You will however also find two additional record types among most WARCs created by Archive-It, and which reflect some of the service’s helpful efficiencies:
- revisit: This record describes the response to a request for material that has already been archived, which hasn’t changed, and which Archive-It subsequently de-duplicates. By matching known checksum values in a collection, our tools can instead write a reference to an existing response record and where to find it when necessary for replay.
- resource: This record is created by the web archiving process, to capture and describe material related to an archived resource, but which might not have a discrete URL of its own. Archive-It does this most often to capture two types of resources: the screenshots and thumbnails of web pages that Brozzler creates automatically for future reference; and the videos that are retrieved by youtube-dl instead of either Brozzler or the “standard” Archive-It crawling stack.
These are the building blocks of any web archive created with Archive-It’s tools. However, the WARC specification also allows for two types of records that are not known to be implemented anywhere at the time of writing, but which speak to the management and preservation of web archives:
- conversion: This record holds space for the eventual migration of archived web materials into successor formats if and when that need arises. An HTML5 record could for instance appear here in order to augment or improve access to content that was collected in the deprecated Adobe Flash format.

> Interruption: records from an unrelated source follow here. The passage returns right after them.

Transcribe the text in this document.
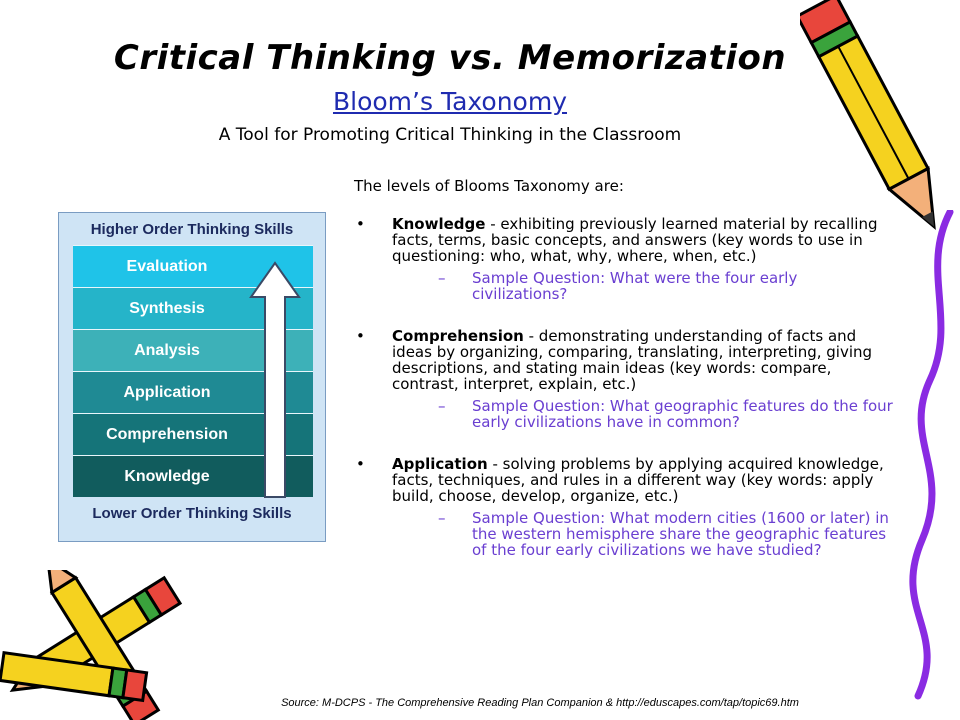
Critical Thinking vs. Memorization
Bloom’s Taxonomy
A Tool for Promoting Critical Thinking in the Classroom
Higher Order Thinking Skills
Evaluation
Synthesis
Analysis
Application
Comprehension
Knowledge
Lower Order Thinking Skills

The levels of Blooms Taxonomy are:

• Knowledge - exhibiting previously learned material by recalling facts, terms, basic concepts, and answers (key words to use in questioning: who, what, why, where, when, etc.)
– Sample Question: What were the four early civilizations?
• Comprehension - demonstrating understanding of facts and ideas by organizing, comparing, translating, interpreting, giving descriptions, and stating main ideas (key words: compare, contrast, interpret, explain, etc.)
– Sample Question: What geographic features do the four early civilizations have in common?
• Application - solving problems by applying acquired knowledge, facts, techniques, and rules in a different way (key words: apply build, choose, develop, organize, etc.)
– Sample Question: What modern cities (1600 or later) in the western hemisphere share the geographic features of the four early civilizations we have studied?
Source: M-DCPS - The Comprehensive Reading Plan Companion & http://eduscapes.com/tap/topic69.htm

- continuation: This record would enable a rendering software to read and represent an archived document across two separate records if need be. It is based on the premise that the process of writing a record’s content into a WARC file could be interrupted, and that the process could therefore be ‘continued’ in a subsequent record, just picking right up where it left off at the next line.
And finally:
- metadata: Many WARC files, including Archive-It’s, include a list of records at the bottom that can further describe the contents of the above records, so that we can better understand why they were created or what they looked like at that time. They can provide the most basic record of what we call the “scope” of an Archive-It web crawl on a record-by-record basis. For example, a metadata record for an embedded resource like an image or video might describe how the collecting tool identified it as “in-scope” and subsequently archived it.

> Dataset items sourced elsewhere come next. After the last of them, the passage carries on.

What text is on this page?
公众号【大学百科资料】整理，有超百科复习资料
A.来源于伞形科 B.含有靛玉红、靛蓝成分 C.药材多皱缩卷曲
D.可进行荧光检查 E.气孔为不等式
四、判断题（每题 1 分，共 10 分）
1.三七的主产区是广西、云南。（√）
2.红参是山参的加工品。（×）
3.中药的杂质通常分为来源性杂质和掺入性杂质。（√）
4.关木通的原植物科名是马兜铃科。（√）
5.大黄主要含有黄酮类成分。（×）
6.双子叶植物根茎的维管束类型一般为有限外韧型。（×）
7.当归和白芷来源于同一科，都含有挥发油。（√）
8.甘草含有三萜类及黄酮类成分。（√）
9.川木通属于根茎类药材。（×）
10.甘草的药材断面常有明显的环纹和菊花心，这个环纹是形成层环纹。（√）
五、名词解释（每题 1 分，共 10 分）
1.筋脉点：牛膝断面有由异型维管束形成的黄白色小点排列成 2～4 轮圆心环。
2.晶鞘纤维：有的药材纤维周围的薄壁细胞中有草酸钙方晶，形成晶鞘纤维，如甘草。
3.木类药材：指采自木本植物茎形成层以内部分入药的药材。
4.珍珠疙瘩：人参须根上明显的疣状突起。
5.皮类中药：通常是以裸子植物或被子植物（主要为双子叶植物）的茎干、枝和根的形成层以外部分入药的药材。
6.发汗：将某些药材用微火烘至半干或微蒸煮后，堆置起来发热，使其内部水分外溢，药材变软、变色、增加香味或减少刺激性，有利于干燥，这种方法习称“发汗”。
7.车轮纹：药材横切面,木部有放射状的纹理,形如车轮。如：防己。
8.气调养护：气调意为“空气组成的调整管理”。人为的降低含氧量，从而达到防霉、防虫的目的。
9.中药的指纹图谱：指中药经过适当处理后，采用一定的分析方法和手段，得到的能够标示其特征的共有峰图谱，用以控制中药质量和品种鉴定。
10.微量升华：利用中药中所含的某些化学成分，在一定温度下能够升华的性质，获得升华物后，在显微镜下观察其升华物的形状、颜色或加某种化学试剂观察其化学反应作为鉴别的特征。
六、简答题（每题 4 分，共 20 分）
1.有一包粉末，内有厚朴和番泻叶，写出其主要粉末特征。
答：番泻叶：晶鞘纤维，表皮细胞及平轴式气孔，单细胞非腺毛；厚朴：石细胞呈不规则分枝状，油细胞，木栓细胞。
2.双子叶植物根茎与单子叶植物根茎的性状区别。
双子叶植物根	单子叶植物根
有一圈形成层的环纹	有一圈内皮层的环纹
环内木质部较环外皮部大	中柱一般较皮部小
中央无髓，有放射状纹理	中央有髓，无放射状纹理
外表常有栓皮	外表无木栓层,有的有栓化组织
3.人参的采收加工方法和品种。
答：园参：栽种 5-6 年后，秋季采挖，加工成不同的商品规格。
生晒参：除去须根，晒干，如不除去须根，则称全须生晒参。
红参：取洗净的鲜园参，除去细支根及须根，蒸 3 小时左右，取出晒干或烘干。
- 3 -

That’s the gist! But you can always read the IIPC’s extensive documentation for many more details and case studies of all of the above.
What’s next?
For many Archive-It partners, knowing that their holdings are contained and available in a standardized format is enough to feel confident about their futures. But the LOCKSS principle doesn’t end at web capture. Here at the Internet Archive we maintain multiple copies of all partners’ W/ARCs in case of any kind of data loss. Our Storage and Preservation Policy outlines how.

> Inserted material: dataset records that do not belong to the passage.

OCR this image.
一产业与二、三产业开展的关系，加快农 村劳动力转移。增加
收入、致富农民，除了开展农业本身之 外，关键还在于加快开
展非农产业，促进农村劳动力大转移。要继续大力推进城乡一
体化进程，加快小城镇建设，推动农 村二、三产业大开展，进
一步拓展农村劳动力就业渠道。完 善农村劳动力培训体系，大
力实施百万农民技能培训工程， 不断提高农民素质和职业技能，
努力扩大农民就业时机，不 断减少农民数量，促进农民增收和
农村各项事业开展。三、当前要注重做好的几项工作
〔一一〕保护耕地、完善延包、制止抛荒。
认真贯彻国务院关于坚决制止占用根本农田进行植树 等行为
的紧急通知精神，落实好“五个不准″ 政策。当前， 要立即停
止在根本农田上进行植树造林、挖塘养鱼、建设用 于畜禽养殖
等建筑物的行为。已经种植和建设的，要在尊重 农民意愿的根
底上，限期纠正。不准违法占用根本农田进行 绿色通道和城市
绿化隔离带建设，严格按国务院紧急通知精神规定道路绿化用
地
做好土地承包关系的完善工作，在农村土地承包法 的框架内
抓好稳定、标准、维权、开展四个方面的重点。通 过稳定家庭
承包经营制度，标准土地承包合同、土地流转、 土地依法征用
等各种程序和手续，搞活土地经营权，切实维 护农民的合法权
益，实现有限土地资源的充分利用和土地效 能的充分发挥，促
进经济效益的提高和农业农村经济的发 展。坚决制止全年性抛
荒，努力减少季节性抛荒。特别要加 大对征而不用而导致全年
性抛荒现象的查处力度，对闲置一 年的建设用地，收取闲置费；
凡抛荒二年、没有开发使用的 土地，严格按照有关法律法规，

Still, many Archive-It partners download W/ARC files into local or third party storage for additional preservation and care. For a detailed example, check out partner Adriane Hanson’s great blog post about the University of Georgia’s process for their own safekeeping. Now that you know what’s in the box too, I hope that this introduction can help you to gauge your need or interests in managing WARCs directly.
If you’ve read this far, then you’re already something of an advanced beginner when it comes to WARC files! Knowing what you know now, I’d be interested to hear how you would augment or improve the standard going forward. The WARC develops slowly, but it’s here to meet your web archiving needs.